Split An Array Into Two Equal Sum Subarrays

Given an array of integers arr, return true if it is possible to split it in two subarrays (without reordering the elements), such that the sum of the two subarrays are equal. If it is not possible then return false.

Examples:

Input: arr = [1, 2, 3, 4, 5, 5]
Output: true
Explanation: In the above example, we can divide the array into two subarrays with eqaul sum. The two subarrays are: [1, 2, 3, 4] and [5, 5]. The sum of both the subarrays are 10. Hence, the answer is true.

Input: arr = [4, 3, 2, 1]
Output: false
Explanation: In the above example, we cannot divide the array into two subarrays with eqaul sum. Hence, the answer is false.

Expected Time Complexity: O(n)
Expected Space Complexity: O(1)

Constraints:
1<=arr.size()<=10⁵ 
1<=arr[i]<=10⁶

Approach 01:

#include <vector>

class Solution {
  public:
    bool canSplit(std::vector<int>& numbers) {
        long long int totalSum = 0;
        for (int i = 0; i < numbers.size(); i++) {
            totalSum += numbers[i];  // Calculate the total sum of the array
        }
        
        long long int leftSum = 0;
        for (int i = 0; i < numbers.size(); i++) {
            leftSum += numbers[i];   // Accumulate the sum on the left side
            totalSum -= numbers[i];  // Decrease the current element from the total sum to get the right side sum
            
            if (leftSum == totalSum) {
                return true;  // If both sides are equal, return true
            }
        }
        
        return false;  // Return false if no such point is found
    }

};

class Solution:
    def canSplit(self, numbers):
        totalSum = sum(numbers)  # Calculate the total sum of the array
        
        leftSum = 0
        for number in numbers:
            leftSum += number  # Accumulate the sum on the left side
            totalSum -= number  # Decrease the current element from the total sum to get the right side sum
            
            if leftSum == totalSum:
                return True  # If both sides are equal, return true
        
        return False  # Return false if no such point is found

Time Complexity

• Calculating the Total Sum:

  In the first loop, we calculate the total sum of the array, which takes \( O(n) \) time, where \( n \) is the size of the numbers array.
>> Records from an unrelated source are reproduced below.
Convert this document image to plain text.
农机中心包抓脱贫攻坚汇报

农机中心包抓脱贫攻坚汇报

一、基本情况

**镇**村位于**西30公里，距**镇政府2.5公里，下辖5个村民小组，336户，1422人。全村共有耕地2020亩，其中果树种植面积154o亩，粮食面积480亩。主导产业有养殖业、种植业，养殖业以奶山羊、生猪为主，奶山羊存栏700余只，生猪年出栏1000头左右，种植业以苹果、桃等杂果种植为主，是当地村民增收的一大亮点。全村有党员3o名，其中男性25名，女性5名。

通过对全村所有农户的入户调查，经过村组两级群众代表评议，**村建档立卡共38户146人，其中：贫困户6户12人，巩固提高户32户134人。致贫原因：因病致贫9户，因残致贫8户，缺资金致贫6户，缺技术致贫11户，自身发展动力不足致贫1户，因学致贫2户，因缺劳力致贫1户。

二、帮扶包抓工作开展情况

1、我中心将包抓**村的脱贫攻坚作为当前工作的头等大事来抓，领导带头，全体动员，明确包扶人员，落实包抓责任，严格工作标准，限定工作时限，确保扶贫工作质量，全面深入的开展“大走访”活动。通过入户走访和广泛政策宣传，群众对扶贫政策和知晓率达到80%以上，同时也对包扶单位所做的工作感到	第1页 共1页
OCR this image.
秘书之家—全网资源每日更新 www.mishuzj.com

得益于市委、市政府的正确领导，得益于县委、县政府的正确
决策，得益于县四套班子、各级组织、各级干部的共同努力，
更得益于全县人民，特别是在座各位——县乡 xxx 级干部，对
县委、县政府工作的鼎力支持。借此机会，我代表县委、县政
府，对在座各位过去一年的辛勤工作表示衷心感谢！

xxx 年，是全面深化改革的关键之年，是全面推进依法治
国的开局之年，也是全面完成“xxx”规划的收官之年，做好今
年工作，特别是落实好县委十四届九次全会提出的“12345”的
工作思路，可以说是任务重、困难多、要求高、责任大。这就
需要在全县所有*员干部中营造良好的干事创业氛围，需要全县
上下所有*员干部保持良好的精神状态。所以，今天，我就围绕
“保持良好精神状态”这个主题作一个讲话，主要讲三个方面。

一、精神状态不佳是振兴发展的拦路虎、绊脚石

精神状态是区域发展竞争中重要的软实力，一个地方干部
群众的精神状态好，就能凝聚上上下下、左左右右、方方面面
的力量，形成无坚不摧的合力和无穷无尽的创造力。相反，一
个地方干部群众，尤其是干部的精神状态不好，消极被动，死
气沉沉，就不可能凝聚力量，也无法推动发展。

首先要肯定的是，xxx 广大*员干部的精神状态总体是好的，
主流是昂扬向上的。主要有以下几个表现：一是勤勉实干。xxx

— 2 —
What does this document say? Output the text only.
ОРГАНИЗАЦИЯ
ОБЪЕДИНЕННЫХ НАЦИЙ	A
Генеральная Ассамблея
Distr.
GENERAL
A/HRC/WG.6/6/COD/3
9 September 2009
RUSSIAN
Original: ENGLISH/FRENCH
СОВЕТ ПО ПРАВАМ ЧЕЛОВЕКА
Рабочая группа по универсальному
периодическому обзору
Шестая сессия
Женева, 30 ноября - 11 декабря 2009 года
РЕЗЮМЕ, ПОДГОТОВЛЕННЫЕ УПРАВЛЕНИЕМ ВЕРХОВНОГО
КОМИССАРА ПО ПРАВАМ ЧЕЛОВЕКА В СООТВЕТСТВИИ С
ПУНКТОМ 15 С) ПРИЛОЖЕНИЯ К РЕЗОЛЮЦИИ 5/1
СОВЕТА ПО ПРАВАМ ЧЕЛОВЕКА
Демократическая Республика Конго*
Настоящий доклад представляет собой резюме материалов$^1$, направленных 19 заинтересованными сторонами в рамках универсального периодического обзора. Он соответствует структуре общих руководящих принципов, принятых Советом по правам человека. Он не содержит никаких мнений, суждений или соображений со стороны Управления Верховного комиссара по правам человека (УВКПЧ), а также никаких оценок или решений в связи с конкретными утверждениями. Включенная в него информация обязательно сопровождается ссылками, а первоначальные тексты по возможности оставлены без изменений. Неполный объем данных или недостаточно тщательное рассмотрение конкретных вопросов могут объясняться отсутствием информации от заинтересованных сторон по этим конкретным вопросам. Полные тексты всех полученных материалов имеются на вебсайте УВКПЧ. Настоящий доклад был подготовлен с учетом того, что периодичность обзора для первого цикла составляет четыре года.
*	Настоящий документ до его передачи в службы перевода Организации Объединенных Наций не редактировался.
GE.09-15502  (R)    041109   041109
• Checking for a Split Point:

  In the second loop, we iterate over the array again to check if a split point exists where the sum of elements on the left equals the sum of elements on the right. This also takes \( O(n) \) time.

• Overall Time Complexity:

  The overall time complexity is \( O(n) \) as both loops run sequentially.

Space Complexity

• Space Usage:

  The algorithm uses a constant amount of extra space, \( O(1) \), for storing variables like totalSum and leftSum. No additional data structures are used that grow with the input size.

• Overall Space Complexity:

  The overall space complexity is \( O(1) \).